Depuis le début de ce débat, vous n'avez eu de cesse de nous répéter, sûrement pour mieux vous en convaincre, qu'il fallait travailler à établir un vrai climat de confiance dans chaque entreprise et à renforcer le dialogue social entre les acteurs syndicaux et les directions. Le problème, c'est que vous n'avez ni respect ni confiance dans les organisations syndicales. Vous réduisez leurs aspirations professionnelles, étroitement liées à la qualité du service public, à de simples revendications catégorielles : leurs intentions seraient a priori belliqueuses et leurs actes irresponsables.
Vous contribuez, comme le dit Jean Salem, professeur de philosophie, à ce que « la grève, qui n'est jamais que la lutte des travailleurs, [...] tende, comme les autres mouvements sociaux, à faire l'objet d'une sorte de criminalisation dans le prêt-à-penser du moment ». Vous faites le jeu de « la grotesque et sempiternelle assimilation médiatique de la grève à une prise d'otages [...] pour bel et bien faire passer l'arrêt de travail pour l'horreur économique absolue et, pourquoi pas, pour une forme de terrorisme. »
L'article 3 de votre projet de loi illustre à merveille cette posture idéologique de défiance vis-à-vis des organisations syndicales. Au prétexte de susciter un changement d'état d'esprit, vous renforcez les obstacles sur le chemin du dépôt d'un préavis de grève, en proposant d'interdire le dépôt d'un nouveau préavis de grève par la ou les mêmes organisations syndicales et pour les mêmes motifs avant l'échéance du préavis en cours et la mise en oeuvre de la procédure particulière de négociation instituée pour les entreprises de transport par l'article 2.
Outre les questions juridiques et pratiques qu'il soulève, l'article 3 laisse à penser que les organisations syndicales font un tel usage des « préavis glissants » que les salariés abuseraient de façon systématique de leur droit de grève, et ce en toute impunité. C'est faux, et vous le savez. On trouve, dans la jurisprudence, des exemples de décision sanctionnant ces pratiques qualifiées de « trouble manifestement illicite ». Vous pouvez regretter que les tribunaux ne les sanctionnent pas de manière plus ferme et systématique, mais cela ne saurait suffire à justifier une nouvelle intervention du législateur. En réalité, si vous vous décidez à intervenir, c'est parce que vous avez besoin de déterminer exactement le moment du déclenchement de la grève et parce que vous avez besoin de temps avant son déclenchement afin d'en limiter les conséquences en organisant la continuité du service public.
Vos intentions sont mauvaises.
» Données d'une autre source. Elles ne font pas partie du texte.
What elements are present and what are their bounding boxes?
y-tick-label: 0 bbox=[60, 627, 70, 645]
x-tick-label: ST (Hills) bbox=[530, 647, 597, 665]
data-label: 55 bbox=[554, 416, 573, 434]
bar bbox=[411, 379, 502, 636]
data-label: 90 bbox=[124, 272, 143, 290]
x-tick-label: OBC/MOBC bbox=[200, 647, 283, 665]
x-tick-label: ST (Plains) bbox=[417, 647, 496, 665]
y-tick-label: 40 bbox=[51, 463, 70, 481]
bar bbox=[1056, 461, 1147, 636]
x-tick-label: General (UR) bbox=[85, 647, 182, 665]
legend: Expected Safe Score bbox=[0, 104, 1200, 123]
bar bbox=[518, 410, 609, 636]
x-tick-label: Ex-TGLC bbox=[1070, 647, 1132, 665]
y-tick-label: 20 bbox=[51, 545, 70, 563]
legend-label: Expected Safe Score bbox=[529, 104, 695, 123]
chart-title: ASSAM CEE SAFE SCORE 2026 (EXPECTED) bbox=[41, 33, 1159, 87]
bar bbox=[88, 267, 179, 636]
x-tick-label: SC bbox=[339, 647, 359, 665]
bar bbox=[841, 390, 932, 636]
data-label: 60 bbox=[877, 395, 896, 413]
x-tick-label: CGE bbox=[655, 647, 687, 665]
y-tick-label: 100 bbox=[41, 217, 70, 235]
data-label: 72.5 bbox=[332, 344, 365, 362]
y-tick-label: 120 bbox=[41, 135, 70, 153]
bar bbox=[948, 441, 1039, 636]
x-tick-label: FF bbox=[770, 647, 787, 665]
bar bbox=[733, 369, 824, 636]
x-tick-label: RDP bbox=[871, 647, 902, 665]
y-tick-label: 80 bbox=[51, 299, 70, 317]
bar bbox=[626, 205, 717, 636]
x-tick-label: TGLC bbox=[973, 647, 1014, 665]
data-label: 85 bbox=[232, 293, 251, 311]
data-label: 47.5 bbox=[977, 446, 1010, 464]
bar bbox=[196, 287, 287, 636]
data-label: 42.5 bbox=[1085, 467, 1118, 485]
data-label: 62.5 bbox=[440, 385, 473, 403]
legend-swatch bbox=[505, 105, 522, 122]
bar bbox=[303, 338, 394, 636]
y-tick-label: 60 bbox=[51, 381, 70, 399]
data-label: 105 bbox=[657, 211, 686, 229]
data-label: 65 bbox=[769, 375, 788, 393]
Ce texte porte atteinte au droit de grève dans la mesure où le dépôt d'un préavis de grève déjà encadré pourra être désormais interdit. Temporairement, me direz-vous. À ceci près que cette restriction doit être conjuguée avec celle introduite par l'article 2, qui conditionne le dépôt d'un préavis de grève à la conduite jusqu'à son terme du délai réservé à la négociation. Vingt-et-un jours devront séparer la notification du premier préavis et l'éventuel dépôt d'un second préavis. Un tel délai est manifestement trop long et ne garantit absolument pas que soient conduites des négociations sur les causes du conflit.
Enfin, la combinaison de ces deux dispositions favorisera la division syndicale et les pratiques de contournement de la législation. Les organisations syndicales n'auront aucun intérêt à s'entendre pour déposer ensemble un préavis sur le même sujet. Par contre, elles seront incitées à entreprendre des grèves illimitées. Ces pratiques, qui renforceront la conflictualité, l'installant de façon permanente, sont contraires à vos objectifs.
Pour toutes ces raisons, nous proposons de supprimer l'article 3.